Adding custom timelog fields¶
Depending on your needs, it is desirable to store custom data with your time logs. As an example, you want to store information about the environment a time log’s working file was created, the used OCIO path or you would like to get some information about the time log’s working file’s used dependencies. This is where custom fields come into play.
You can use this information at a later stage and pass it to other applications
if needed. In order to inject custom data into time logs when they get created
and/ or updated, smartLog offers the timelog_fields
module. The module can
be found here:
<Path to smartLog_vX.X.X>/smartLog/custom/timelog_fields.py
A time log’s anatomy¶
A time log’s data structure is of dict
type in the following format:
{
"comment": "",
"custom": {},
"id": "690042e6-142e-4784-91bb-7adb85825317",
"path": "/mnt/projects/show-a/001/001/show-a_001_001_comp_v001.nk",
"tags": [],
"time": 75,
"timestamp": 1584226841,
"user": "John Doe"
}
Note the custom
key in here. You can inject custom data into it. The
custom
key itself is a dict
which means you can add as many keys to it
as needed. For that, simply create a function that returns any data and
register it as described below to a certain key.
Note
Keep in mind that your function’s return value must be serializable, otherwise you won’t be able to save it to the time log.
Registering fields¶
In order to add data to the custom
key, we provide two different functions:
osl.register_custom_field_on_creation
: Use this function to add custom data to thecustom
key when the time log gets created. That happens the first time you save your working file. The data gets only added once and will not change.register_custom_field_on_update
: Use this function to add custom data to thecustom
key each time the time log gets updated. The custom data will be updated as well. The time logging interval is customizable. You can adjust it in smartLog’s settings in the ‘Log interval’ widget. Each time it times out which triggers to update thetime
key automatically, the custom data will be updated as well. Due to the nature of triggering your functions with each timeout, we recommend you keep your functions light weight in order to avoid any performance hit with each timeout.
register_custom_field_on_creation
and register_custom_field_on_update
add both to the custom
dict. Both functions take two arguments:
The first argument is the name of the key to store the value to. The second argument is the callable to execute. Keep in mind to use a callable and not calling the function directly, which means don’t* use round brackets as this would execute the function in place which is not what you want.

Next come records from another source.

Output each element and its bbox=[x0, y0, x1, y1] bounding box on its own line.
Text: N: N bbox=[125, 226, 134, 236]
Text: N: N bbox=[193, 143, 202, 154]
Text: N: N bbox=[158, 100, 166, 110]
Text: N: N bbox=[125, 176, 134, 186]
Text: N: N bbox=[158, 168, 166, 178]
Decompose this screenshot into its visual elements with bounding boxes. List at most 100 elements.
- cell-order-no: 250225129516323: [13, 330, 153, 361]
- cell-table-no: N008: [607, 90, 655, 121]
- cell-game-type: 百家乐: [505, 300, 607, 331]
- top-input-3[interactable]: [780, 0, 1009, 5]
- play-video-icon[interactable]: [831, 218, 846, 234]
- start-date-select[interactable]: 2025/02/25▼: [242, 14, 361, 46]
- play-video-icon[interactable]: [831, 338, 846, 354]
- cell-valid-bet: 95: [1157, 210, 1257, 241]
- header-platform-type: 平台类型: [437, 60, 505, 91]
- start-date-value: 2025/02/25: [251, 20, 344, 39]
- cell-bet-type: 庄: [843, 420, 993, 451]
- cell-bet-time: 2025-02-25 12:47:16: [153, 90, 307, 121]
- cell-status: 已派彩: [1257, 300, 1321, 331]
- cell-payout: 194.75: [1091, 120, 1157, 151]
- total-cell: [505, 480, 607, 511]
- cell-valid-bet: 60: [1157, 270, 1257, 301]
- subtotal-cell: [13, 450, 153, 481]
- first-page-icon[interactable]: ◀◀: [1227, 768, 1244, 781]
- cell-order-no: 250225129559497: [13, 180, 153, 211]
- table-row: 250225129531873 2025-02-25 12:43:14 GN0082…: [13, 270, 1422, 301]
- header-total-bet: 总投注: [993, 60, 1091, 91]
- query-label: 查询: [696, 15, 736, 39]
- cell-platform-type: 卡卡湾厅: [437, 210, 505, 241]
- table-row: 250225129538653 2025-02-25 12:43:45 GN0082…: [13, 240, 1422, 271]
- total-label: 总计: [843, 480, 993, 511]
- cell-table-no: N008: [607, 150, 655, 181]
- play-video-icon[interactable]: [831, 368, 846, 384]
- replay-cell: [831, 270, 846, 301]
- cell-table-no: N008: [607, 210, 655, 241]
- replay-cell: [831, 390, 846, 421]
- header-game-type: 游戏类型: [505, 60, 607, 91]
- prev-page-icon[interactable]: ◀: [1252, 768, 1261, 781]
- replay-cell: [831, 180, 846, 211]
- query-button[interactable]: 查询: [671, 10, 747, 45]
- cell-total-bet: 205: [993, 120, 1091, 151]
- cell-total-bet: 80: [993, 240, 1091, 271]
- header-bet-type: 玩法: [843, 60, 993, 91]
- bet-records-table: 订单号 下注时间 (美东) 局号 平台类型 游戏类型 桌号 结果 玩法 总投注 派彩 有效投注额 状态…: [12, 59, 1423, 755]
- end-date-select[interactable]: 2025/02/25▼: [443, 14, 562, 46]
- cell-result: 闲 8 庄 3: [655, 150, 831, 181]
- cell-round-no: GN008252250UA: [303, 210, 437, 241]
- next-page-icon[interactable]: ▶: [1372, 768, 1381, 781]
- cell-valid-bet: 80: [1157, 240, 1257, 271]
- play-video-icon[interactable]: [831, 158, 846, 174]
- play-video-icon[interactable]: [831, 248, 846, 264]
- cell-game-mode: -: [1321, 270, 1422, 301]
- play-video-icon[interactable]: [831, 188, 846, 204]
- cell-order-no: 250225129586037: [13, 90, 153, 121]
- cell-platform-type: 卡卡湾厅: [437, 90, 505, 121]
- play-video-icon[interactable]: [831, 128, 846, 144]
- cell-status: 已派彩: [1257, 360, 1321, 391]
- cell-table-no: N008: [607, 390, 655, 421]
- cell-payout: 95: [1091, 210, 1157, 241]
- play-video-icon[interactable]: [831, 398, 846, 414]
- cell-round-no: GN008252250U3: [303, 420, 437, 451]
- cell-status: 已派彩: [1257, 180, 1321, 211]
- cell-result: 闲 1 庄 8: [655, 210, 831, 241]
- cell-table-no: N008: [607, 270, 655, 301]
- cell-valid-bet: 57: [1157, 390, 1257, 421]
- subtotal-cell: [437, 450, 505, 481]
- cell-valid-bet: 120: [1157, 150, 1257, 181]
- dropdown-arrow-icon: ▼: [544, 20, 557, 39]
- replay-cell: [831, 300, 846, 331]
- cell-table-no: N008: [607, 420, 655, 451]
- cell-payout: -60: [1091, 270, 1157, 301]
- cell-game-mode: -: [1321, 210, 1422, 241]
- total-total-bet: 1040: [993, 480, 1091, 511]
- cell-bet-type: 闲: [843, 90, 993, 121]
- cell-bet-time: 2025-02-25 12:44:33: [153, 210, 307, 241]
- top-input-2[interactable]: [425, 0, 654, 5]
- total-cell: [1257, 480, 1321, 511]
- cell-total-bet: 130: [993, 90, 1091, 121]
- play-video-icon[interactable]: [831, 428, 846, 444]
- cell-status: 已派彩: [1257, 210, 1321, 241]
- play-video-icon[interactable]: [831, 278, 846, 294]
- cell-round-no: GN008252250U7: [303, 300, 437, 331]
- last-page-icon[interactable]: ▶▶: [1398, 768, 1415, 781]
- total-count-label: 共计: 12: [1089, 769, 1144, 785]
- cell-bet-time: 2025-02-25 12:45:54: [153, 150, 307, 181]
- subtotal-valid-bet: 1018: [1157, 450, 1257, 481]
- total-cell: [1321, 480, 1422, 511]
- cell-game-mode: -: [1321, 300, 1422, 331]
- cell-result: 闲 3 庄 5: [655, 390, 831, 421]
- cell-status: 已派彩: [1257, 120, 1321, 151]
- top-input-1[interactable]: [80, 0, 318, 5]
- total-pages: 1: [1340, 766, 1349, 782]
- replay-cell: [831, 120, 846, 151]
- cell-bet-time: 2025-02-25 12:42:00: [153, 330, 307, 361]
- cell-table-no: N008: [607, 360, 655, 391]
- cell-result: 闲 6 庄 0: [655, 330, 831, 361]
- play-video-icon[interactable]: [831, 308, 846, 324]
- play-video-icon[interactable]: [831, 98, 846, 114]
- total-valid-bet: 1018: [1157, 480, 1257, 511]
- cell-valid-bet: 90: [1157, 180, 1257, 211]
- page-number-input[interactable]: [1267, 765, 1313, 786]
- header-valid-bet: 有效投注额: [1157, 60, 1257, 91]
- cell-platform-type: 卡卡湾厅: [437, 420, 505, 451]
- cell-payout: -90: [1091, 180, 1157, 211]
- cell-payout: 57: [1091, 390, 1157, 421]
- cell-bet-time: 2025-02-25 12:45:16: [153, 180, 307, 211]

As described above, the registering takes place in:
<Path to smartLog_vX.X.X>/smartLog/custom/timelog_fields.py
This module contains already two custom field functions to show you how it
works. The actual registration itself is commented out so that it will not
be registered. Feel free to remove the #
character to make it live. The
example functions get explained below.
Example: Adding information about the used Nuke version¶
Let’s store the used Nuke version that the time log’s working file was created
and store it inside the custom
dict under a nuke_version
key. For that
we want to add this information just once, so we will register it using
register_custom_field_on_creation
.
The function to get the Nuke version is as follows:
import nuke
def get_nuke_version():
return nuke.env["NukeVersionString"]
We can now register it using the following line of code:
osl.register_custom_field_on_creation("nuke_version", get_nuke_version)
This will add a custom nuke_version
key inside the custom
dict when
creating a new time log, meaning the first time you save a new working file.
Note
As already mentioned above: Keep in mind to provide a callable as second argument when registering the custom data. Don’t call the function in place using round brackets.
The time log will now look something like this:
{
"comment": "",
"custom": {
"nuke_version": "12.1v1",
},
"id": "690042e6-142e-4784-91bb-7adb85825317",
"path": "/mnt/projects/show-a/001/001/show-a_001_001_comp_v001.nk",
"tags": [],
"time": 75,
"timestamp": 1584226841,
"user": "John Doe"
}
Sometimes however, you want to continuously update your data whenever the
time log gets updated. As an example, you can add a callback that gives you
statistics about the working file. As an example, have a look at the function
get_working_file_stats
of the above mentioned timelog_fields
module.
This function gets you information about the number of Read- and Write nodes in
your working file as well as the dependencies being read by all enabled Read
nodes that contain file paths.
Note
As mentioned above, keep in mind to keep the functions light weight as they will be triggered whenever your time log gets updated.